Asırlarca devletsiz kalmış olan Yahudilerin içinden 'siyonizm' idealine bağlı olanlar, geçmişteki bütün ezilmişliklerine ve korkaklıklarına rağmen, en acımasız ve barbarca cinayetler işleyen bir halk kemsine dönüştüler.

Ve, korktukça öldürdüler ve öldürdükçe daha çok korktular.

Bu denklem, onların âdetâ kromozomlarında, 'gen'lerine kadar işledi ve nesiller boyu süreceğe de benziyor.

İlginçtir, ikisi de Yahudi olan ünlü nükleer fizikçi Albert Einstein ile modern psikolojinin ünlü isimlerinden olan Sigmund Freud, aralarında 'bir Yahudi devleti kurulması' fikri etrafında da mektuplaşırken, Freud, İsrail devletinin kurulmasına tarafdardır ve Einstein ise, karşıdır..

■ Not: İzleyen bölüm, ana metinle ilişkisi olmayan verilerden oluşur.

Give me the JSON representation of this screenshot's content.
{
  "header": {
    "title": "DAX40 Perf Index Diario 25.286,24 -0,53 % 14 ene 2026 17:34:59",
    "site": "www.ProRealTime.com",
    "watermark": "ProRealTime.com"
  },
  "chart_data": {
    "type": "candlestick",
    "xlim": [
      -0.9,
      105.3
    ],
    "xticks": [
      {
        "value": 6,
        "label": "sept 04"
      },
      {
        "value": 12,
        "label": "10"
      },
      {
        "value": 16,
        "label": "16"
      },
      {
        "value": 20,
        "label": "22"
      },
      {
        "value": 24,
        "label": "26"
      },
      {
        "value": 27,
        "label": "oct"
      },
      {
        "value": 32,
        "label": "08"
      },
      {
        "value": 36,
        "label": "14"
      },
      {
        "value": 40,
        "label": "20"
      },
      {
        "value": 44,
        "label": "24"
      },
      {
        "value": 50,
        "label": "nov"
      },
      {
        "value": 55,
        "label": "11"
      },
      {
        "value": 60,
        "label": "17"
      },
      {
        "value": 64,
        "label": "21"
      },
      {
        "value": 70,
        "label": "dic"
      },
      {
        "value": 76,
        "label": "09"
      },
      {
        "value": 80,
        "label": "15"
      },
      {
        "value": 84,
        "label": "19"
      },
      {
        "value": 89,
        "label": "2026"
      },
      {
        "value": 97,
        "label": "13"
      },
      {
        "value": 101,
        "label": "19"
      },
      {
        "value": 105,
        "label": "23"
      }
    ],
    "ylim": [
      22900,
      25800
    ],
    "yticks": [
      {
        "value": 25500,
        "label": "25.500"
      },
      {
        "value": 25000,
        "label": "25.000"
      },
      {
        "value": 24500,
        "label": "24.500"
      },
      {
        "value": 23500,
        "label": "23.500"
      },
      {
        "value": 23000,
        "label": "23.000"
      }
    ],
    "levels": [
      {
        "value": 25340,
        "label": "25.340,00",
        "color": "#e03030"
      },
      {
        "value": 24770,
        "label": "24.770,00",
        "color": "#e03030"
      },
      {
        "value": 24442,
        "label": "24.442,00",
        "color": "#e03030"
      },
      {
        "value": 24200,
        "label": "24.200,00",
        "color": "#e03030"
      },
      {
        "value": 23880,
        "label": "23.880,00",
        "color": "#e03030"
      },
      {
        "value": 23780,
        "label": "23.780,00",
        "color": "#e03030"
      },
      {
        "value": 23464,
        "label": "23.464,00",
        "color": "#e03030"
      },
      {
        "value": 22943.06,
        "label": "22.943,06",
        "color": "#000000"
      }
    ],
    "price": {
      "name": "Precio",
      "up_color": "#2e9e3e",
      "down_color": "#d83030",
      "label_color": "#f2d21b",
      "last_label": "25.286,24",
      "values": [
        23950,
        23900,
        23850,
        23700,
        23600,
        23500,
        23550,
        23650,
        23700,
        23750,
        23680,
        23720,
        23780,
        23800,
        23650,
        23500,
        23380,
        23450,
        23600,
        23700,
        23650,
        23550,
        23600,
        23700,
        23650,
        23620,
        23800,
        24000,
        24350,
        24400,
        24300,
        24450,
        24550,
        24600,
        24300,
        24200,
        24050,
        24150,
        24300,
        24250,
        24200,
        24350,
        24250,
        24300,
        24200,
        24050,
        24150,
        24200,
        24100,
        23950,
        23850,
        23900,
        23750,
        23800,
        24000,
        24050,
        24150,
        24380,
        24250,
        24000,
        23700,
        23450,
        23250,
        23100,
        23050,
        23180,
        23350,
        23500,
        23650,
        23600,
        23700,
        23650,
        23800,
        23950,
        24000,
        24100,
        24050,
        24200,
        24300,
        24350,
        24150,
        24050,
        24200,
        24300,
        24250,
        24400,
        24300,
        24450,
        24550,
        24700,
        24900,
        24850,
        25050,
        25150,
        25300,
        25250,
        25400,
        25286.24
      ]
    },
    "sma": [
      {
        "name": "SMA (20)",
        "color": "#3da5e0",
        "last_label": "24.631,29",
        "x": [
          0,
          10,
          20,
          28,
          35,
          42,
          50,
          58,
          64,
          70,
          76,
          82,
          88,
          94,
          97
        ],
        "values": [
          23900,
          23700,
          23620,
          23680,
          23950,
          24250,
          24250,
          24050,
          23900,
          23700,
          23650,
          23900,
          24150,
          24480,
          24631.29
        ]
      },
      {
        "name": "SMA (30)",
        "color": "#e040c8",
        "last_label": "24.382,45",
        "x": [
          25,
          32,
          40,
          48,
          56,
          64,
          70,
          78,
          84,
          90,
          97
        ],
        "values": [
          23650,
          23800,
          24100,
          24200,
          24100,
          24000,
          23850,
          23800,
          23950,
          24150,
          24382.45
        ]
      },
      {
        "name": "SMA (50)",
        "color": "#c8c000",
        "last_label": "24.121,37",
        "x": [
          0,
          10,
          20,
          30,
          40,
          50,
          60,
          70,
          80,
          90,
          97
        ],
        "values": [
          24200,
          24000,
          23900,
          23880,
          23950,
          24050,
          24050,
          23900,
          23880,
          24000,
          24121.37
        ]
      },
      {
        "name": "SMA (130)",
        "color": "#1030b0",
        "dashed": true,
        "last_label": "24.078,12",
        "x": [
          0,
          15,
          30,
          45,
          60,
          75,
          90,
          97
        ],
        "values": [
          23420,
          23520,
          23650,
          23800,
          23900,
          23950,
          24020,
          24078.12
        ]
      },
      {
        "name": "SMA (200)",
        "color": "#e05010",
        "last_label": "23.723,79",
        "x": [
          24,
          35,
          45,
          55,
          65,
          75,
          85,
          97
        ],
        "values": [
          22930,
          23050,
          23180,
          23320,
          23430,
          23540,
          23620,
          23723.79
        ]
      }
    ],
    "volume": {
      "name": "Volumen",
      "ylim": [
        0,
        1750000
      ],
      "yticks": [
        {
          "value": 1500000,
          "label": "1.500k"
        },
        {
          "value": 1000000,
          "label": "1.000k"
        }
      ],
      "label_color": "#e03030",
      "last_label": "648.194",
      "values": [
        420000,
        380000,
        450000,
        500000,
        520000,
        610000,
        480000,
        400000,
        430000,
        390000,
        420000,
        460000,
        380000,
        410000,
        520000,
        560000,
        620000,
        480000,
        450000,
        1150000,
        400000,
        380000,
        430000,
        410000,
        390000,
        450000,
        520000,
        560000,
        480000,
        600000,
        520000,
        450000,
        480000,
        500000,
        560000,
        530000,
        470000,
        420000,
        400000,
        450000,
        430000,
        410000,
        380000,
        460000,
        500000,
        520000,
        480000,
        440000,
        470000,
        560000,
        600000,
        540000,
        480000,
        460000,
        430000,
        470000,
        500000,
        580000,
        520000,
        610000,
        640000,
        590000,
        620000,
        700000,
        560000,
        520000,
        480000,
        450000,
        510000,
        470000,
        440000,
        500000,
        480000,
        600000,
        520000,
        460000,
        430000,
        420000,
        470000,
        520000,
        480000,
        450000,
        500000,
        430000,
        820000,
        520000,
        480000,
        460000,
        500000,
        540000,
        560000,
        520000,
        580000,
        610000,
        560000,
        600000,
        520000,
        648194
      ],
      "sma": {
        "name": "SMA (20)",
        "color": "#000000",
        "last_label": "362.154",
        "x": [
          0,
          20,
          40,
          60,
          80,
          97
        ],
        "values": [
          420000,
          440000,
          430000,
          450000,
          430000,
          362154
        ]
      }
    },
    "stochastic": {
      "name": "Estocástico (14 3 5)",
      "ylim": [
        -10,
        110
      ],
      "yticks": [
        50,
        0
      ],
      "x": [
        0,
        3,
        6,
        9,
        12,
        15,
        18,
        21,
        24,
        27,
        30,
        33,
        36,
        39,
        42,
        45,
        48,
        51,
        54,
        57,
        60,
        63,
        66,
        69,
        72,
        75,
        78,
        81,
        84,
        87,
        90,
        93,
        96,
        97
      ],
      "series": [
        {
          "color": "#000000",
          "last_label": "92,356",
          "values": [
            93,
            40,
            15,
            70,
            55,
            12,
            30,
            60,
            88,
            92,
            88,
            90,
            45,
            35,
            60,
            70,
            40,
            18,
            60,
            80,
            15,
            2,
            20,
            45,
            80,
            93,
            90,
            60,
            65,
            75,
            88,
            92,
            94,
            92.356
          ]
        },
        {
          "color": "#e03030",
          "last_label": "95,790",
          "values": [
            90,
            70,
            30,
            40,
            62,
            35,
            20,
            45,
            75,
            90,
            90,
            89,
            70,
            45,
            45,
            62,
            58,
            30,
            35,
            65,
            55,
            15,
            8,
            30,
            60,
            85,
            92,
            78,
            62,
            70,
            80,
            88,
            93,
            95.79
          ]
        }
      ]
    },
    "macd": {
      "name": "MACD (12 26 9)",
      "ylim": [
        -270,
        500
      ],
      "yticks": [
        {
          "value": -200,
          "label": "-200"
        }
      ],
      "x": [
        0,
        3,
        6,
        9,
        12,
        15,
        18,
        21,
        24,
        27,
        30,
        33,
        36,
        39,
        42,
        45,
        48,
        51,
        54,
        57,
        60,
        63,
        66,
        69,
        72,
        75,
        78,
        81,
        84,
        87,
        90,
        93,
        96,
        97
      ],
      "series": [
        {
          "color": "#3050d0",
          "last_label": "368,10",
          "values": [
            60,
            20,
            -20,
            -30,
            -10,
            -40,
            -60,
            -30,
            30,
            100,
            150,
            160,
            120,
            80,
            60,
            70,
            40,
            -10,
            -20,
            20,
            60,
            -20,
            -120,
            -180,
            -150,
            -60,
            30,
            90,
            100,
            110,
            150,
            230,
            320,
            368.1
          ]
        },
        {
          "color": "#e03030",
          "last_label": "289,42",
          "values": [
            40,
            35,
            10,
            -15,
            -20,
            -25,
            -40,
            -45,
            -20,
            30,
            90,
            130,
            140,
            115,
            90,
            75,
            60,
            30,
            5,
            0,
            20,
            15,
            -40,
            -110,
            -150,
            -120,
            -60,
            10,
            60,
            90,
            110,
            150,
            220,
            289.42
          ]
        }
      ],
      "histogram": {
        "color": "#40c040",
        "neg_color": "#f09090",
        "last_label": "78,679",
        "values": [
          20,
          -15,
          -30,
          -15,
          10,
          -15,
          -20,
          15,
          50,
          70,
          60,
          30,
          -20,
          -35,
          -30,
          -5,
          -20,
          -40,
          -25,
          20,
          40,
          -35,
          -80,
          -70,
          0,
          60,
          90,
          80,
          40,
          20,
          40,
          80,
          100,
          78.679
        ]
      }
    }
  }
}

Einstein bir mektubunda özetle şöyle der:

'Biz yahudilerin tarih boyunca hayatımızı sürdürmemize en büyük yardımcı mazlumiyetimizdir. Devlet kurarsak korkarım ki, hükmetmenin kaçınılmaz gereği olarak biz de başkalarına zulmederiz..'

Evet, öyle de oldu.. Freud, İsrail'in kurulduğunu göremeden öldü.. Einstein ise, daha önce dile getirdiği kaygılarının daha ilk andan itibaren sahnelenmeye başlandığını gördü..

İsrail Devleti'nin, -gerçekte ise bir 'siyonist haydutlar çetesi'nin cinayet mekanizmasının- kuruluşu üzerinden geçen 75 yıl boyunca Filistin'de Müslüman halkın topraklarını silahla, zorla, katlîamlarca gasbeden siyonist Yahudiler, şimdi, arkalarına bütün emperial güçleri alarak pervasızca cinayet işliyorlar.. Amerikan emperyalizmi ve müttefikleri, deniz ve hava güçlerini müdahaleye hazır vaziyete getirdiler..

Rusya Başkanı Putin de dün, Kırgızistan'ın başkenti Bişkek'te, 'İsrail'in kendisin savunma hakkı vardır..' diyordu. Ülkeler, evleri zorla gasbedilen , bütünüyle esir alınmış olan ve 75 yıldır kan içirilen 'Filistin halkının, işgalciye karşı kendilerini ve haklarını savunma hakları vardır ..' deseydi, esasen çok şaşırırdım..

*

Evet, 'korktukça öldürüyorlar ve öldürdükçe daha çok korkuyorlar..' Ama, zaman değirmeni nice zâlim kişi ve toplumları öğütmüştür.